Mr. Speaker, my question is for the Minister of National Revenue. In its ongoing efforts to build a richer government within a poorer country, the government has now decided to deduct employment insurance premiums from volunteer firefighters who receive honorariums.

Volunteer firefighters risk their lives to protect and serve their fellow citizens and they receive small honorariums in return. The government is rewarding their brave service with a cowardly tax grab.

Will the Minister of National Revenue stop this deplorable tax grab now?

Taxation
Oral Question Period

2:55 p.m.

Vancouver South—Burnaby
B.C.

Liberal

Herb Dhaliwal Minister of National Revenue

Mr. Speaker, the hon. member should have stood and applauded the Minister of Finance who increased the $500 to $1,000 for volunteer firefighters in the last budget.

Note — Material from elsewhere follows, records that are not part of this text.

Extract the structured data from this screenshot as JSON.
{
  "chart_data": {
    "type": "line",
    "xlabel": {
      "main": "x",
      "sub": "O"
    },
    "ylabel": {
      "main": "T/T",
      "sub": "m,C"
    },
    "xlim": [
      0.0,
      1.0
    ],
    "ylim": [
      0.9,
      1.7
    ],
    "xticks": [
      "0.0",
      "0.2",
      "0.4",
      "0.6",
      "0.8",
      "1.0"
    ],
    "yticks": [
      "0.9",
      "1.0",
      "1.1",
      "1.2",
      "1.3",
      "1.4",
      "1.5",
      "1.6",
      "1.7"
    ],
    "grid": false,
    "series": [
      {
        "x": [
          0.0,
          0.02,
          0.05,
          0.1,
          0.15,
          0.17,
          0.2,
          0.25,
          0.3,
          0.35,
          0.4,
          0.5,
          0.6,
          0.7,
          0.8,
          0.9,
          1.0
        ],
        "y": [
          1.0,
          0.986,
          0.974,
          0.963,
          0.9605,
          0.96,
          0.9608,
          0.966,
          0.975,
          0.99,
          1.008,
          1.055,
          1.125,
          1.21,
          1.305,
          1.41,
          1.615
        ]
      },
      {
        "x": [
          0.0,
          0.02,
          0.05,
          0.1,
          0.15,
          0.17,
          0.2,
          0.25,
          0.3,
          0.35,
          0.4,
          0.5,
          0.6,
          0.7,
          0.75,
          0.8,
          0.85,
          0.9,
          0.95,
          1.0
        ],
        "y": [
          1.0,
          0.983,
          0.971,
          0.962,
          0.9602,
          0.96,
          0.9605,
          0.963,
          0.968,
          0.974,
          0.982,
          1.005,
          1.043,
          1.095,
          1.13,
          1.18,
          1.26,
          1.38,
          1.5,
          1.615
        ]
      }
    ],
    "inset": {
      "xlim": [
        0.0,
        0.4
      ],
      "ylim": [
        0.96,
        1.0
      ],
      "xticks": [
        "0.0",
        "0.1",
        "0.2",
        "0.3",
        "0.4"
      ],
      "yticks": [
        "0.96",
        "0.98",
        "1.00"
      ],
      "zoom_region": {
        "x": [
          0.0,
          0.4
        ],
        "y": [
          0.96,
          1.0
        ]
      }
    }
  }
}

In terms of deductions for the amount paid, this is something I am looking at right now because of the representations made by many of my colleagues. I will report back on what we will do. It is a very important issue and we are reviewing it right now.

Canadian Public Service
Oral Question Period

2:55 p.m.

Liberal

Eugène Bellemare Carleton—Gloucester, ON

Mr. Speaker, my question is for the President of the Treasury Board.

Public service retirees and employees are saying that the government wants to use the surplus in the public service, RCMP and National Defence pension funds without being entitled to.

What makes the Government of Canada think that it has the right to this surplus but the employees and the pensioners do not?